Nine employees of the George Washington University Museum and Textile Museum voted unanimously to unionize Tuesday.
Nine of thirteen eligible workers at the museum voted to affiliate with Service Employees International Union Local 500. Union organizers said they plan to advocate for pay equity and parity to account for the cost of educational requirements and years spent working at the museum.
Katrina Orsini, a museum program associate, said after the museum received a $25 million donation from an anonymous donor who was happy with the museum’s exhibitions and public programs, museum employees felt the endowment should go toward their salaries, pushing them toward unionization. The donation is the largest in the museum’s history, with the most notable recent contribution to the museum totaling nearly $5 million in 2022.
“We really just want pay equity across the museum,” Orsini said. “And that would be salaries that reflect the kind of higher education degrees that we’re required to have in this field.”
Museum workers typically need at least a bachelor’s degree, with curators and archivists typically needing master’s degrees, according to the Bureau of Labor Statistics.
Orsini said the unionization process has allowed for increased collaboration between the museum’s on-campus site and its collection in Northern Virginia, and on logistical issues outside the union’s purview, like a faulty elevator at the museum.
“We’re just more tightly knit and able to deal with those things in a more communicative way, in a more organized way, now that we are like one big group ready to tackle things,” Orsini said. “That’s why I’m so confident that we will also ultimately be a better museum for this.”
The museum is the second GW body to unionize this year, after School of Medicine and Health Science residents and fellows unionized in May.

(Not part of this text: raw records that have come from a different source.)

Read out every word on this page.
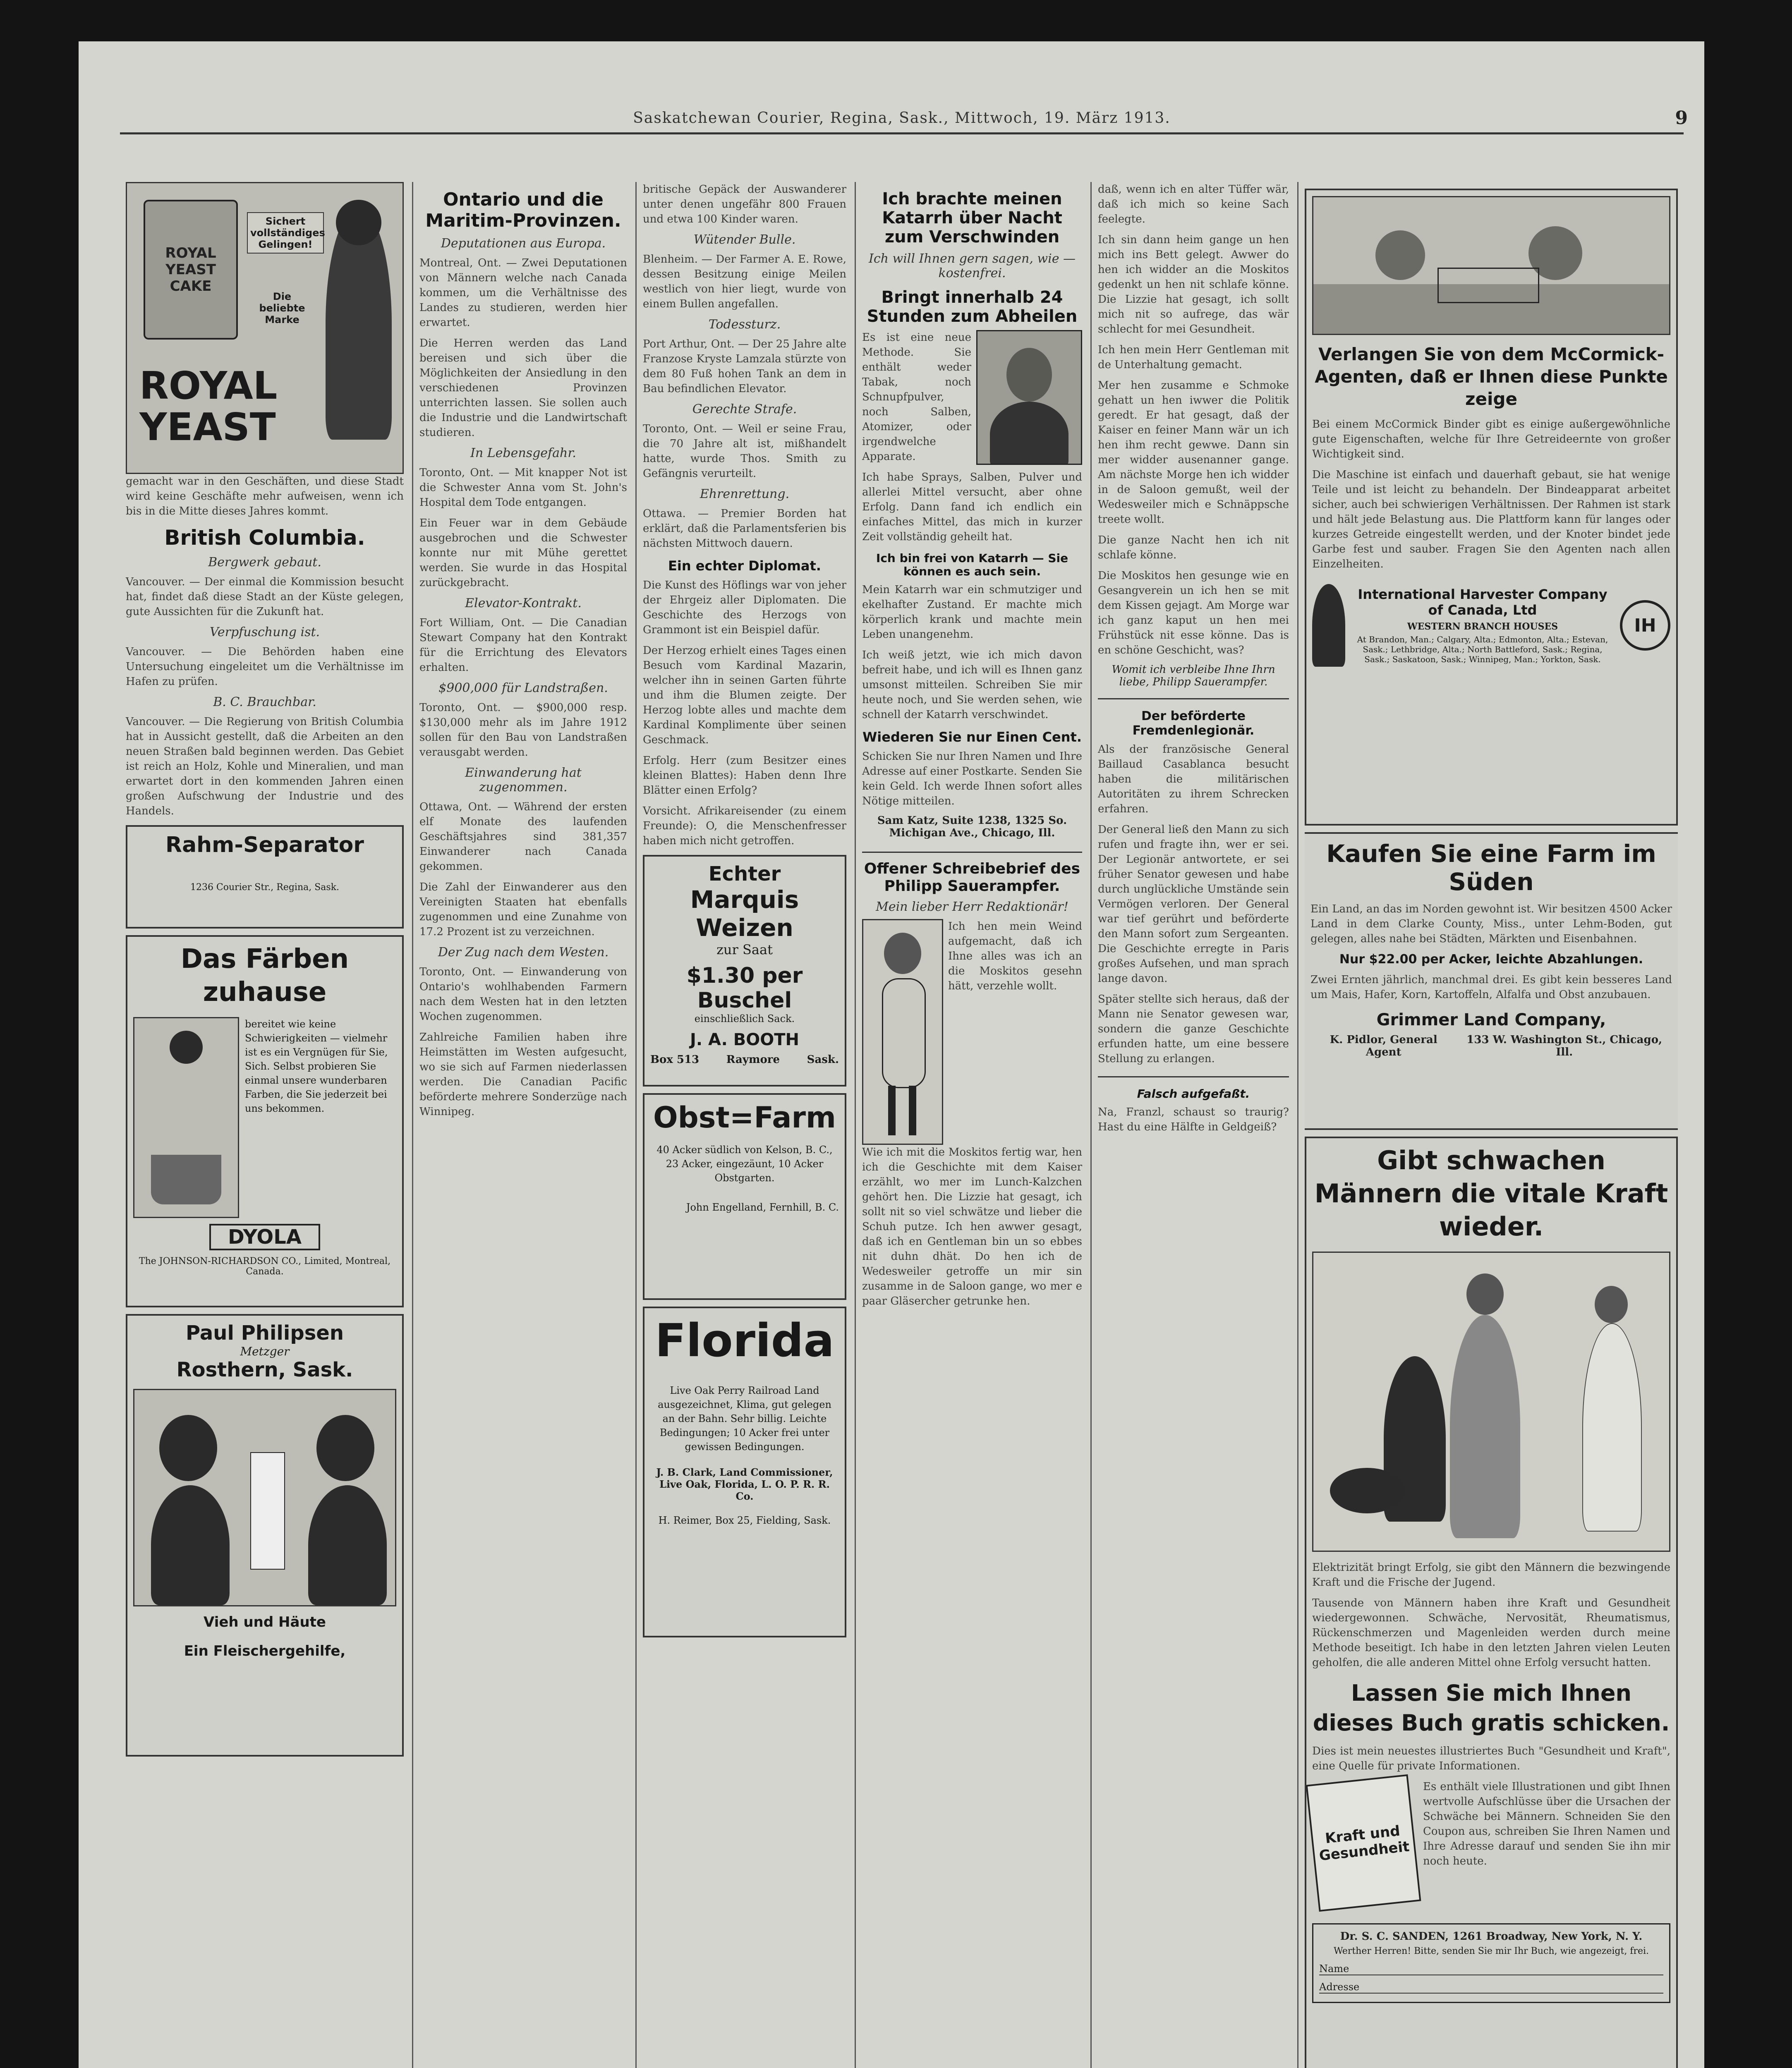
Saskatchewan Courier, Regina, Sask., Mittwoch, 19. März 1913.	9
ROYAL YEAST CAKE
Sichert vollständiges Gelingen!
Die beliebte Marke
ROYAL YEAST

gemacht war in den Geschäften, und diese Stadt wird keine Geschäfte mehr aufweisen, wenn ich bis in die Mitte dieses Jahres kommt.

British Columbia.
Bergwerk gebaut.

Vancouver. — Der einmal die Kommission besucht hat, findet daß diese Stadt an der Küste gelegen, gute Aussichten für die Zukunft hat.

Verpfuschung ist.

Vancouver. — Die Behörden haben eine Untersuchung eingeleitet um die Verhältnisse im Hafen zu prüfen.

B. C. Brauchbar.

Vancouver. — Die Regierung von British Columbia hat in Aussicht gestellt, daß die Arbeiten an den neuen Straßen bald beginnen werden. Das Gebiet ist reich an Holz, Kohle und Mineralien, und man erwartet dort in den kommenden Jahren einen großen Aufschwung der Industrie und des Handels.

Rahm-Separator
1236 Courier Str., Regina, Sask.
Das Färben zuhause
bereitet wie keine Schwierigkeiten — vielmehr ist es ein Vergnügen für Sie, Sich. Selbst probieren Sie einmal unsere wunderbaren Farben, die Sie jederzeit bei uns bekommen.
DYOLA
The JOHNSON-RICHARDSON CO., Limited, Montreal, Canada.
Paul Philipsen
Metzger
Rosthern, Sask.
Vieh und Häute
Ein Fleischergehilfe,
Ontario und die Maritim-Provinzen.
Deputationen aus Europa.

Montreal, Ont. — Zwei Deputationen von Männern welche nach Canada kommen, um die Verhältnisse des Landes zu studieren, werden hier erwartet.

Die Herren werden das Land bereisen und sich über die Möglichkeiten der Ansiedlung in den verschiedenen Provinzen unterrichten lassen. Sie sollen auch die Industrie und die Landwirtschaft studieren.

In Lebensgefahr.

Toronto, Ont. — Mit knapper Not ist die Schwester Anna vom St. John's Hospital dem Tode entgangen.

Ein Feuer war in dem Gebäude ausgebrochen und die Schwester konnte nur mit Mühe gerettet werden. Sie wurde in das Hospital zurückgebracht.

Elevator-Kontrakt.

Fort William, Ont. — Die Canadian Stewart Company hat den Kontrakt für die Errichtung des Elevators erhalten.

$900,000 für Landstraßen.

Toronto, Ont. — $900,000 resp. $130,000 mehr als im Jahre 1912 sollen für den Bau von Landstraßen verausgabt werden.

Einwanderung hat zugenommen.

Ottawa, Ont. — Während der ersten elf Monate des laufenden Geschäftsjahres sind 381,357 Einwanderer nach Canada gekommen.

Die Zahl der Einwanderer aus den Vereinigten Staaten hat ebenfalls zugenommen und eine Zunahme von 17.2 Prozent ist zu verzeichnen.

Der Zug nach dem Westen.

Toronto, Ont. — Einwanderung von Ontario's wohlhabenden Farmern nach dem Westen hat in den letzten Wochen zugenommen.

Zahlreiche Familien haben ihre Heimstätten im Westen aufgesucht, wo sie sich auf Farmen niederlassen werden. Die Canadian Pacific beförderte mehrere Sonderzüge nach Winnipeg.

britische Gepäck der Auswanderer unter denen ungefähr 800 Frauen und etwa 100 Kinder waren.

Wütender Bulle.

Blenheim. — Der Farmer A. E. Rowe, dessen Besitzung einige Meilen westlich von hier liegt, wurde von einem Bullen angefallen.

Todessturz.

Port Arthur, Ont. — Der 25 Jahre alte Franzose Kryste Lamzala stürzte von dem 80 Fuß hohen Tank an dem in Bau befindlichen Elevator.

Gerechte Strafe.

Toronto, Ont. — Weil er seine Frau, die 70 Jahre alt ist, mißhandelt hatte, wurde Thos. Smith zu Gefängnis verurteilt.

Ehrenrettung.

Ottawa. — Premier Borden hat erklärt, daß die Parlamentsferien bis nächsten Mittwoch dauern.

Ein echter Diplomat.

Die Kunst des Höflings war von jeher der Ehrgeiz aller Diplomaten. Die Geschichte des Herzogs von Grammont ist ein Beispiel dafür.

Der Herzog erhielt eines Tages einen Besuch vom Kardinal Mazarin, welcher ihn in seinen Garten führte und ihm die Blumen zeigte. Der Herzog lobte alles und machte dem Kardinal Komplimente über seinen Geschmack.

Erfolg. Herr (zum Besitzer eines kleinen Blattes): Haben denn Ihre Blätter einen Erfolg?

Vorsicht. Afrikareisender (zu einem Freunde): O, die Menschenfresser haben mich nicht getroffen.

Echter
Marquis Weizen
zur Saat
$1.30 per Buschel
einschließlich Sack.
J. A. BOOTH
Box 513	Raymore	Sask.
Obst=Farm
40 Acker südlich von Kelson, B. C., 23 Acker, eingezäunt, 10 Acker Obstgarten.
John Engelland, Fernhill, B. C.
Florida
Live Oak Perry Railroad Land ausgezeichnet, Klima, gut gelegen an der Bahn. Sehr billig. Leichte Bedingungen; 10 Acker frei unter gewissen Bedingungen.
J. B. Clark, Land Commissioner, Live Oak, Florida, L. O. P. R. R. Co.
H. Reimer, Box 25, Fielding, Sask.
Ich brachte meinen Katarrh über Nacht zum Verschwinden
Ich will Ihnen gern sagen, wie — kostenfrei.
Bringt innerhalb 24 Stunden zum Abheilen

Es ist eine neue Methode. Sie enthält weder Tabak, noch Schnupfpulver, noch Salben, Atomizer, oder irgendwelche Apparate.

Ich habe Sprays, Salben, Pulver und allerlei Mittel versucht, aber ohne Erfolg. Dann fand ich endlich ein einfaches Mittel, das mich in kurzer Zeit vollständig geheilt hat.

Ich bin frei von Katarrh — Sie können es auch sein.

Mein Katarrh war ein schmutziger und ekelhafter Zustand. Er machte mich körperlich krank und machte mein Leben unangenehm.

Ich weiß jetzt, wie ich mich davon befreit habe, und ich will es Ihnen ganz umsonst mitteilen. Schreiben Sie mir heute noch, und Sie werden sehen, wie schnell der Katarrh verschwindet.

Wiederen Sie nur Einen Cent.

Schicken Sie nur Ihren Namen und Ihre Adresse auf einer Postkarte. Senden Sie kein Geld. Ich werde Ihnen sofort alles Nötige mitteilen.

Sam Katz, Suite 1238, 1325 So. Michigan Ave., Chicago, Ill.
Offener Schreibebrief des Philipp Sauerampfer.
Mein lieber Herr Redaktionär!

Ich hen mein Weind aufgemacht, daß ich Ihne alles was ich an die Moskitos gesehn hätt, verzehle wollt.

Wie ich mit die Moskitos fertig war, hen ich die Geschichte mit dem Kaiser erzählt, wo mer im Lunch-Kalzchen gehört hen. Die Lizzie hat gesagt, ich sollt nit so viel schwätze und lieber die Schuh putze. Ich hen awwer gesagt, daß ich en Gentleman bin un so ebbes nit duhn dhät. Do hen ich de Wedesweiler getroffe un mir sin zusamme in de Saloon gange, wo mer e paar Gläsercher getrunke hen.

daß, wenn ich en alter Tüffer wär, daß ich mich so keine Sach feelegte.

Ich sin dann heim gange un hen mich ins Bett gelegt. Awwer do hen ich widder an die Moskitos gedenkt un hen nit schlafe könne. Die Lizzie hat gesagt, ich sollt mich nit so aufrege, das wär schlecht for mei Gesundheit.

Ich hen mein Herr Gentleman mit de Unterhaltung gemacht.

Mer hen zusamme e Schmoke gehatt un hen iwwer die Politik geredt. Er hat gesagt, daß der Kaiser en feiner Mann wär un ich hen ihm recht gewwe. Dann sin mer widder ausenanner gange. Am nächste Morge hen ich widder in de Saloon gemußt, weil der Wedesweiler mich e Schnäppsche treete wollt.

Die ganze Nacht hen ich nit schlafe könne.

Die Moskitos hen gesunge wie en Gesangverein un ich hen se mit dem Kissen gejagt. Am Morge war ich ganz kaput un hen mei Frühstück nit esse könne. Das is en schöne Geschicht, was?

Womit ich verbleibe Ihne Ihrn liebe, Philipp Sauerampfer.
Der beförderte Fremdenlegionär.

Als der französische General Baillaud Casablanca besucht haben die militärischen Autoritäten zu ihrem Schrecken erfahren.

Der General ließ den Mann zu sich rufen und fragte ihn, wer er sei. Der Legionär antwortete, er sei früher Senator gewesen und habe durch unglückliche Umstände sein Vermögen verloren. Der General war tief gerührt und beförderte den Mann sofort zum Sergeanten. Die Geschichte erregte in Paris großes Aufsehen, und man sprach lange davon.

Später stellte sich heraus, daß der Mann nie Senator gewesen war, sondern die ganze Geschichte erfunden hatte, um eine bessere Stellung zu erlangen.

Falsch aufgefaßt.

Na, Franzl, schaust so traurig? Hast du eine Hälfte in Geldgeiß?

Verlangen Sie von dem McCormick-Agenten, daß er Ihnen diese Punkte zeige

Bei einem McCormick Binder gibt es einige außergewöhnliche gute Eigenschaften, welche für Ihre Getreideernte von großer Wichtigkeit sind.

Die Maschine ist einfach und dauerhaft gebaut, sie hat wenige Teile und ist leicht zu behandeln. Der Bindeapparat arbeitet sicher, auch bei schwierigen Verhältnissen. Der Rahmen ist stark und hält jede Belastung aus. Die Plattform kann für langes oder kurzes Getreide eingestellt werden, und der Knoter bindet jede Garbe fest und sauber. Fragen Sie den Agenten nach allen Einzelheiten.

International Harvester Company of Canada, Ltd
WESTERN BRANCH HOUSES
At Brandon, Man.; Calgary, Alta.; Edmonton, Alta.; Estevan, Sask.; Lethbridge, Alta.; North Battleford, Sask.; Regina, Sask.; Saskatoon, Sask.; Winnipeg, Man.; Yorkton, Sask.
IH
Kaufen Sie eine Farm im Süden

Ein Land, an das im Norden gewohnt ist. Wir besitzen 4500 Acker Land in dem Clarke County, Miss., unter Lehm-Boden, gut gelegen, alles nahe bei Städten, Märkten und Eisenbahnen.

Nur $22.00 per Acker, leichte Abzahlungen.

Zwei Ernten jährlich, manchmal drei. Es gibt kein besseres Land um Mais, Hafer, Korn, Kartoffeln, Alfalfa und Obst anzubauen.

Grimmer Land Company,
K. Pidlor, General Agent
133 W. Washington St., Chicago, Ill.
Gibt schwachen Männern die vitale Kraft wieder.

Elektrizität bringt Erfolg, sie gibt den Männern die bezwingende Kraft und die Frische der Jugend.

Tausende von Männern haben ihre Kraft und Gesundheit wiedergewonnen. Schwäche, Nervosität, Rheumatismus, Rückenschmerzen und Magenleiden werden durch meine Methode beseitigt. Ich habe in den letzten Jahren vielen Leuten geholfen, die alle anderen Mittel ohne Erfolg versucht hatten.

Lassen Sie mich Ihnen dieses Buch gratis schicken.

Dies ist mein neuestes illustriertes Buch "Gesundheit und Kraft", eine Quelle für private Informationen.

Kraft und Gesundheit

Es enthält viele Illustrationen und gibt Ihnen wertvolle Aufschlüsse über die Ursachen der Schwäche bei Männern. Schneiden Sie den Coupon aus, schreiben Sie Ihren Namen und Ihre Adresse darauf und senden Sie ihn mir noch heute.

Dr. S. C. SANDEN, 1261 Broadway, New York, N. Y.
Werther Herren! Bitte, senden Sie mir Ihr Buch, wie angezeigt, frei.
Name
Adresse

John Wetenhall, the director of the museum, said the union’s election will not change the museum’s shared values or employees’ commitment to work.
“I remain committed to supporting all of us here who contribute every day to furthering our museum’s impact on our academic community, as well as local and global audiences,” Wetenhall said in an email.
Gennifer Majors, an associate conservator at the Avenir Foundation Conservation and Collections Resource Center — the museum’s archive campus in Northern Virginia — said the idea to unionize came this summer, after museum employees across the country have elected to form unions. Since April, employees at the Walters Art Museum in Baltimore, the Museum of Science and Industry in Chicago and the Please Touch Museum in Philadelphia have unionized, and unionized employees at the Guggenheim ratified their contract last month after more than two years of negotiations.
“Museums are really in a state of flux, constantly, but especially right now with a lot of issues that they’re having to tackle,” Majors said.
Majors, who has worked at the museum for more than five years, said she hopes the union will help employees who have been with the museum for longer periods of time appropriately update their salaries.
“It’s definitely an important thing for us is to make sure that all of our coworkers get recognized the way that they should be,” Majors said.